While OM5 fiber offers the potential to deliver 10 or 25 Gb/s over 4 different wavelengths for duplex 40 and 100 Gig applications, there are currently no IEEE applications under development that operate over OM5—and it does carry a premium over OM3 and OM4 fiber. There are, however, some non-standards based options for 40 Gig duplex applications that have been available for quite some time. Let’s take a closer look.

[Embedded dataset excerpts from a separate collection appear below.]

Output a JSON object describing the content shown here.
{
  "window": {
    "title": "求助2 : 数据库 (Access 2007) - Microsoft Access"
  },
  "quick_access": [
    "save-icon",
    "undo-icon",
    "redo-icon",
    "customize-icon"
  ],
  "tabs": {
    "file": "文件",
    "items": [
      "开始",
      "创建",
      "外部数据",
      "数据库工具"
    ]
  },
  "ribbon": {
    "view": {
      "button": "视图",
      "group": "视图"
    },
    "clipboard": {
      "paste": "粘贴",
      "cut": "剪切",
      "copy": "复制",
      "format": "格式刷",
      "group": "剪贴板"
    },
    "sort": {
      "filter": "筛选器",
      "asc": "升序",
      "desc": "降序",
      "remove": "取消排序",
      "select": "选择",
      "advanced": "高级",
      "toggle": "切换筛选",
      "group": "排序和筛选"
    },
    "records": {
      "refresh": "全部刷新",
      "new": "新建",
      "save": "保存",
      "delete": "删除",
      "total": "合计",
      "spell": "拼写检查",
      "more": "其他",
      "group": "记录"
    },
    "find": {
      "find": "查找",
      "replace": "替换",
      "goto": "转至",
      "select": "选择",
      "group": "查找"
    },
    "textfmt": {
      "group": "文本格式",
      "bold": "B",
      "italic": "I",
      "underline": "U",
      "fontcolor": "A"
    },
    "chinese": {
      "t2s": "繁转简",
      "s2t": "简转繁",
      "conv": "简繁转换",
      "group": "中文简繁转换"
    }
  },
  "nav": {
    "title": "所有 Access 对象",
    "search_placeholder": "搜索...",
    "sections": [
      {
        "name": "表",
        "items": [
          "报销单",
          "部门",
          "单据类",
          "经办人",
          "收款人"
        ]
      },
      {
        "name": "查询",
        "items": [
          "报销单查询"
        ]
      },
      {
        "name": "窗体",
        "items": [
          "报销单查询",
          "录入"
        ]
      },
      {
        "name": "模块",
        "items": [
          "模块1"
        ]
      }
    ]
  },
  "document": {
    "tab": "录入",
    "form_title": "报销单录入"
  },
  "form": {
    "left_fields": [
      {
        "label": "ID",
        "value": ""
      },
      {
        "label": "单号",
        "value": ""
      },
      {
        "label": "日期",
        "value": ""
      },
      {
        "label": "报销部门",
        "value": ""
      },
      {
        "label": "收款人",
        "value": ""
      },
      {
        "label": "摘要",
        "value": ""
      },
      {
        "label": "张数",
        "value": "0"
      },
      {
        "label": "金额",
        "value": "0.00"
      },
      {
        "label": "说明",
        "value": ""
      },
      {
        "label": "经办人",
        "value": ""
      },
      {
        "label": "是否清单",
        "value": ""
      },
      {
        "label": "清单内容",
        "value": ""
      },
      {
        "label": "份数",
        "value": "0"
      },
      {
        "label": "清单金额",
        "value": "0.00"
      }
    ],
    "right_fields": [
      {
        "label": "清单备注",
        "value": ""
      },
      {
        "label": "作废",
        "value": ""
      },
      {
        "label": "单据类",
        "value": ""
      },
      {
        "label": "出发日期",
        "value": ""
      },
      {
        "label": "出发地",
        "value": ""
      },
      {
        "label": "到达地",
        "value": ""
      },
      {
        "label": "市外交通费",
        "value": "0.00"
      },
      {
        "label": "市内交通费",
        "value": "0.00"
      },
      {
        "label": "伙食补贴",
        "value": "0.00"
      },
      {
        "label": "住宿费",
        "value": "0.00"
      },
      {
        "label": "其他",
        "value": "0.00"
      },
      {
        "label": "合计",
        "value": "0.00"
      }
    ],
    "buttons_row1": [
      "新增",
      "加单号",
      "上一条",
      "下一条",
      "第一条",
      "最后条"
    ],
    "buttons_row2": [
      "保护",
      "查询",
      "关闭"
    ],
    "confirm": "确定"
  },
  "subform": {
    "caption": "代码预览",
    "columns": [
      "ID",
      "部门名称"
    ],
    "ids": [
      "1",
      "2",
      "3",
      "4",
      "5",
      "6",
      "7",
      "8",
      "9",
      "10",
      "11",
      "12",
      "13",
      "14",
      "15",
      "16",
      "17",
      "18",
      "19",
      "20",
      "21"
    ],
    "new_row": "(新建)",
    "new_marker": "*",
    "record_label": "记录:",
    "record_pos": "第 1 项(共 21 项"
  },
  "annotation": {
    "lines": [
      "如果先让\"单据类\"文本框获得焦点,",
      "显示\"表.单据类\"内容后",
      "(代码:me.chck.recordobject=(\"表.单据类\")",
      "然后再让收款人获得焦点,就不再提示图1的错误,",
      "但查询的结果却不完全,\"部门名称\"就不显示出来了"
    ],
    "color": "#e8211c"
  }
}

When it comes to 40 Gig duplex applications, there are essentially two options—bidirectional and unidirectional. Unidirectional is what most of us are used to in 10 Gig applications where one fiber is used for transmitting and the other for receiving. In 40 Gig unidirectional duplex applications, four 10 Gig channels are transmitted on four different wavelengths over one fiber and four 10 Gig channels are received on four different wavelengths over another fiber.
In contrast, bidirectional 40 Gig duplex applications transmit and receive over the same fiber. For example, the popular Cisco BiDi application uses two 20 Gig channels on two different wavelengths over each fiber where one wavelength is used for transmitting and the other for receiving.
While these two different methods of running 40 Gig over a duplex multimode are not interoperable and therefore can’t be mixed within the same channel, both offer the benefit of cost-effectively and quickly migrating from 10 Gig over duplex multimode application to 40 Gig without upgrading the cabling plant to multi-fiber MPO solutions used to support standards-based 40 and 100 Gig applications.
How will you be using your Versiv?
Some Key Considerations
40 Gig duplex applications use standards-based cabling and connectivity, such as OM3/OM4 multimode fiber and LC duplex connectors. However, it’s important to be aware that these applications are not standards-based and the transceiver technology is considered proprietary. The IEEE 40 Gig standard for multimode is 40GBASE-SR4, which uses 8 fibers with 4 transmitting and 4 receiving at 10 Gig and requires MPO connectors.
It’s also important to understand the specific requirements and performance parameters specified by the vendor. For example, while OM4 supports 10 Gig duplex applications to 400 meters with a maximum channel insertion loss of 2.9dB, 40 Gig BiDi applications only have a reach of 125 to 150 meters (depending on fiber type) with an insertion loss of around 1.0dB.
Why the concern? If you had an existing OM4 10 Gig channel with multiple connections and longer distances, it may not necessarily support BiDi. That’s where insertion loss testing with Fluke Networks’ CertiFiber® Pro is a necessity for determining capability of the existing cabling plant. Furthermore, OM3 and OM4 fiber is designed for optimal operation at the 850nm wavelength, but non-standard 40 Gig duplex applications utilize additional wavelengths. To verify support for these applications, OM3 and OM4 fiber should be tested at both the 850 and 1300nm wavelengths.
Future Viability in Question
While 40 Gig duplex applications might be an ideal cost-effective way to temporarily support these speeds over two fibers, IEEE recently released their 802.3by 25GBASE-SR standard for running 25 Gig over duplex OM3 and OM4 fiber. There is also the pending 50GBASE-SR application expected to be released in 2018 that offers higher speeds over duplex OM3/OM4 fiber than the current non-standards based 40 Gig duplex options.
There are also several other fiber standards in development, and with fiber applications often like the wild, wild west where anything goes, many in the data center world are achieving 40 Gig via other means—be it twinax, 4X10 Gig aggregation or singlemode fiber.